Last month, the commission adopted a resolution that says the city should divest itself of investments in nations or companies "whose operations are complicit in aiding the government of Sudan or of the government of any nation that is supporting genocide."
But does anyone really care what a small panel of citizens in a Minneapolis suburb thinks about what is going on halfway around the world?
Is it even appropriate for cities to take stands on international issues when most residents are more concerned with whether streets get plowed?
Elected officials in Minneapolis, St. Paul, Edina, Hopkins, Winona, Virginia and Red Wing have all adopted divestment resolutions in the past two years, according to Ellen Kennedy, a University of Minnesota professor who soon will devote all of her time to a Twin Cities nonprofit called World Without Genocide. Most of them did so after hearing her talk about the issue.

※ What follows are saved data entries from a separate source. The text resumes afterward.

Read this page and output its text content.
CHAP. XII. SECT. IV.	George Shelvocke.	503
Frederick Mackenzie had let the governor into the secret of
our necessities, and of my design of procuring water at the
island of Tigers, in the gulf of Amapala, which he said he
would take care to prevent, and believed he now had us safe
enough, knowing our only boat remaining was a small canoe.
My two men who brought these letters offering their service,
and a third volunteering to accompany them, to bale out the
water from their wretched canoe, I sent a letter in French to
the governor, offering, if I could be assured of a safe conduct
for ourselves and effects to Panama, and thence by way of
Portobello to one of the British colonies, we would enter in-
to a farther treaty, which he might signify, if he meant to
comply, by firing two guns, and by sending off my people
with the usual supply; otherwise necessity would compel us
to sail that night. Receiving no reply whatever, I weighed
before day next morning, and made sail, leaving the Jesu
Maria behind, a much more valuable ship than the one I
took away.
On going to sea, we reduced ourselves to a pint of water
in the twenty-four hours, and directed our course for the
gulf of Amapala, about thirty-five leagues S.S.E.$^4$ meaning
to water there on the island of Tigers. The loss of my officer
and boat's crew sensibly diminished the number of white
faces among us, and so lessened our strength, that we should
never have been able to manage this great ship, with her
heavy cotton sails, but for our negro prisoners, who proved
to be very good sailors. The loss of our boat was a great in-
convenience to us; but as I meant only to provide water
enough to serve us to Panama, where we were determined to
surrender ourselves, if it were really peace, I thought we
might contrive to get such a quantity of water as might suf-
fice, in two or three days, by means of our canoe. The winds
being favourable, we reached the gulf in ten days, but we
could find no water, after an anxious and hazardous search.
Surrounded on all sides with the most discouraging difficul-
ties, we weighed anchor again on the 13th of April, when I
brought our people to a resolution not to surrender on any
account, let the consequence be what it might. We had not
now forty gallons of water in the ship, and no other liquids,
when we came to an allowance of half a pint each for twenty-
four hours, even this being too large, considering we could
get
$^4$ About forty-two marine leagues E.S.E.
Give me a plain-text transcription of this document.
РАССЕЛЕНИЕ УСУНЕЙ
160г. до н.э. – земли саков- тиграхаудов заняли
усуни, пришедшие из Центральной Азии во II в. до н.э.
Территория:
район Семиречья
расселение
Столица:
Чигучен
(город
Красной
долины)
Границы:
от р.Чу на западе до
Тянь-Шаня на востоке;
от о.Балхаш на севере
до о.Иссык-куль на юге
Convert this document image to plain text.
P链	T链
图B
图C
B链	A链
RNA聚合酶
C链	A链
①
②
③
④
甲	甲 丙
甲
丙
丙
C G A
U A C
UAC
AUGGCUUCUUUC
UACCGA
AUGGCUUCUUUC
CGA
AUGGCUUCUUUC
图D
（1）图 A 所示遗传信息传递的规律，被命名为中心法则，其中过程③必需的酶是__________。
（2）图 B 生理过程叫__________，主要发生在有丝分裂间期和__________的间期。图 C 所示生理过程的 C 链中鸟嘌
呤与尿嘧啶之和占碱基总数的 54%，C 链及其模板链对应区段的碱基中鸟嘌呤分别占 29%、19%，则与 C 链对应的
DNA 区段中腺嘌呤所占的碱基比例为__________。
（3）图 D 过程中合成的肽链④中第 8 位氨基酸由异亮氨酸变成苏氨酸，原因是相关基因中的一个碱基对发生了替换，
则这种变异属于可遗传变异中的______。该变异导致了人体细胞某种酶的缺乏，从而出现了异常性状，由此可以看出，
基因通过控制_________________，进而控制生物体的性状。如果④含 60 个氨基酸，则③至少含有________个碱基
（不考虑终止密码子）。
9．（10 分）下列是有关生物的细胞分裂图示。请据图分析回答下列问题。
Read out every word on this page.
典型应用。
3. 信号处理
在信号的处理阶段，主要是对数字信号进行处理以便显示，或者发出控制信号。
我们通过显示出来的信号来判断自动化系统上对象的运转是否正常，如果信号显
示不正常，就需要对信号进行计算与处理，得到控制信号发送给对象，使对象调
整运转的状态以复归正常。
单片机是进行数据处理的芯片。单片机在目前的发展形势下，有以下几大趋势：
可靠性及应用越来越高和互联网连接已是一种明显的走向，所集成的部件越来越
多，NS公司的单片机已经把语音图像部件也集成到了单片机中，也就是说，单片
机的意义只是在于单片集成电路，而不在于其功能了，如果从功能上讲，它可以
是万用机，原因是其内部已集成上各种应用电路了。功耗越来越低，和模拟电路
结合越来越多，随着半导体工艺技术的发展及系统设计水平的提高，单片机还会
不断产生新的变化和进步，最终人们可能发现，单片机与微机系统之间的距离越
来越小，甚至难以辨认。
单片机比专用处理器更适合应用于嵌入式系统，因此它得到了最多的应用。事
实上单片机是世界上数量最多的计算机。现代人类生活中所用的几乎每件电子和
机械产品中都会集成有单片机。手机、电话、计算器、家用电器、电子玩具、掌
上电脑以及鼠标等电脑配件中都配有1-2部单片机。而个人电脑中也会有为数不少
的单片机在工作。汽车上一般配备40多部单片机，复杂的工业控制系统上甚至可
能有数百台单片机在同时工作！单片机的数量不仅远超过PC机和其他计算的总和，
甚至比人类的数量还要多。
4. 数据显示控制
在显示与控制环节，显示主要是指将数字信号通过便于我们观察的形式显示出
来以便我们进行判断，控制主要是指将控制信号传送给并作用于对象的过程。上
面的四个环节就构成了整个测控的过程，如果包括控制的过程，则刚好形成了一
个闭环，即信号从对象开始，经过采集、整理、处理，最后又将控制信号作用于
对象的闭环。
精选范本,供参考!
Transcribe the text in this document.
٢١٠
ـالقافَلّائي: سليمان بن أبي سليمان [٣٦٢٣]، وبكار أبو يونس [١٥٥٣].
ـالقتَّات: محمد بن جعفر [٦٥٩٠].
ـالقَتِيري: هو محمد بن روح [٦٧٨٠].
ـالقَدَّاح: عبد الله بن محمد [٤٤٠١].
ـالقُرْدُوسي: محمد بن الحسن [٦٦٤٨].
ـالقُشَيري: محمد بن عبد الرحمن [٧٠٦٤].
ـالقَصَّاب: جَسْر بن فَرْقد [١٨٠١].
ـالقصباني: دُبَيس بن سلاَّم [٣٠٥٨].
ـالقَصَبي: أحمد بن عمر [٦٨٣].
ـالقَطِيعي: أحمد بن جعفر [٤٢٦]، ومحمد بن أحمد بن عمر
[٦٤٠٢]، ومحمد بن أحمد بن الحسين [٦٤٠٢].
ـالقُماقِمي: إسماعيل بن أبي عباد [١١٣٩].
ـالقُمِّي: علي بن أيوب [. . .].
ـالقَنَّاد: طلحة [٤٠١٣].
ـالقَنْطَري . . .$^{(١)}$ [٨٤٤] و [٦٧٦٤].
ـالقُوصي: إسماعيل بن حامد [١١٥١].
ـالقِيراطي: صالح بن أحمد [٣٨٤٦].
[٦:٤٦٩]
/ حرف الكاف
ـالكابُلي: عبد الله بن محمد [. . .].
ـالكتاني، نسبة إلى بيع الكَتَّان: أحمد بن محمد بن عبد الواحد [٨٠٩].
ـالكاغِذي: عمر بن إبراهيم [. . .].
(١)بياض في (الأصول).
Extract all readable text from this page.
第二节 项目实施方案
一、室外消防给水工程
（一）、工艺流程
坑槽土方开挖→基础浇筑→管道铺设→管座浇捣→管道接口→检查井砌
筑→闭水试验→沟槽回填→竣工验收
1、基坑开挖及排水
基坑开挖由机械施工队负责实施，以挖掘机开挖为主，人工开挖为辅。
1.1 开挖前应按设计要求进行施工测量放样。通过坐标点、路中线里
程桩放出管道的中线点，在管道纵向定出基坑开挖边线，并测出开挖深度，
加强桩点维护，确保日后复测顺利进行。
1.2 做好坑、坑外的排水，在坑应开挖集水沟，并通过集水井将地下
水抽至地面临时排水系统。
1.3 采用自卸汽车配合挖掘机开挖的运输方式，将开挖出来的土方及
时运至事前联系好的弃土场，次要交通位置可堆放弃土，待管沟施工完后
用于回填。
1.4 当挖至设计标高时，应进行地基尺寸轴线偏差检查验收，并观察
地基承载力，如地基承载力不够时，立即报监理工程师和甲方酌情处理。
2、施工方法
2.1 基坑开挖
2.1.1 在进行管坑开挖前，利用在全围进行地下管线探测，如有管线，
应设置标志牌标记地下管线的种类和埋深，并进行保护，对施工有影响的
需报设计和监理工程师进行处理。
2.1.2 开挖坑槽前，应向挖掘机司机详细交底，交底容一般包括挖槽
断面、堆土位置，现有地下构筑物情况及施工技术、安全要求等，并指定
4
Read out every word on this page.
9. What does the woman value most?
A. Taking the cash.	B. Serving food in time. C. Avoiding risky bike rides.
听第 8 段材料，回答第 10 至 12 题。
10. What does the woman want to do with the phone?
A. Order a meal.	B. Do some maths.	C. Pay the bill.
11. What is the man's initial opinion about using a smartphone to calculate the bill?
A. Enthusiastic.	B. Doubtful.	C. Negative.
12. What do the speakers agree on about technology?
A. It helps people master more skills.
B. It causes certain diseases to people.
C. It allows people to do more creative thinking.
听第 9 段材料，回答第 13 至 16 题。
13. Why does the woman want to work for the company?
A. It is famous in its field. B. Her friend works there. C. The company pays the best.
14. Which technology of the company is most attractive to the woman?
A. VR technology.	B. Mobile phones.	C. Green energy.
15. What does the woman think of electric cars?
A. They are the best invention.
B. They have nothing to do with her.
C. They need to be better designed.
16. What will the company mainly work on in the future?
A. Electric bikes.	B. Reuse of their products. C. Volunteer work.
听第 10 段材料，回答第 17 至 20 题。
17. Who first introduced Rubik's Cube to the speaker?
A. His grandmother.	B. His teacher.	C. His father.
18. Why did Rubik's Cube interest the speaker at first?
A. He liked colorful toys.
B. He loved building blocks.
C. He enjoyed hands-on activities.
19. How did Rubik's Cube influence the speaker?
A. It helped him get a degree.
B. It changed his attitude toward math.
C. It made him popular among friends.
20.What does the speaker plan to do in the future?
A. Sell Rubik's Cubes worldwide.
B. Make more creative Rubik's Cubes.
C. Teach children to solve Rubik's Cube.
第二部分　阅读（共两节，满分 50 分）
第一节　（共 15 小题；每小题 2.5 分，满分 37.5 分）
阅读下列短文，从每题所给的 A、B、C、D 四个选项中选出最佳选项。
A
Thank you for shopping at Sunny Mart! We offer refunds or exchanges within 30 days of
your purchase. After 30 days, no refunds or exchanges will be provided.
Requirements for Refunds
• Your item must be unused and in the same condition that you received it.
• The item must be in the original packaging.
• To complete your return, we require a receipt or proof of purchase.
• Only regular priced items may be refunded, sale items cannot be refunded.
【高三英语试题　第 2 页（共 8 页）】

Kennedy, interim director of the U's Center for Holocaust and Genocide Studies, argues that city resolutions send a grass-roots message that reverberates to Washington. She points to the slaughter in Rwanda, which began during Bill Clinton's presidency. One reason Clinton didn't act, she said, was because he was never pressured by Congress to do so. She said Congress didn't hear from constituents.
"Acts like this begin to make a difference," Kennedy said. "The people we send to Washington depend on us to let them know how they should vote. So the ordinary homeowner in St. Louis Park has as powerful a political voice as anyone."
But in Edina, City Council Member Scot Housh abstained on two measures that concerned the genocide in Darfur and divestment.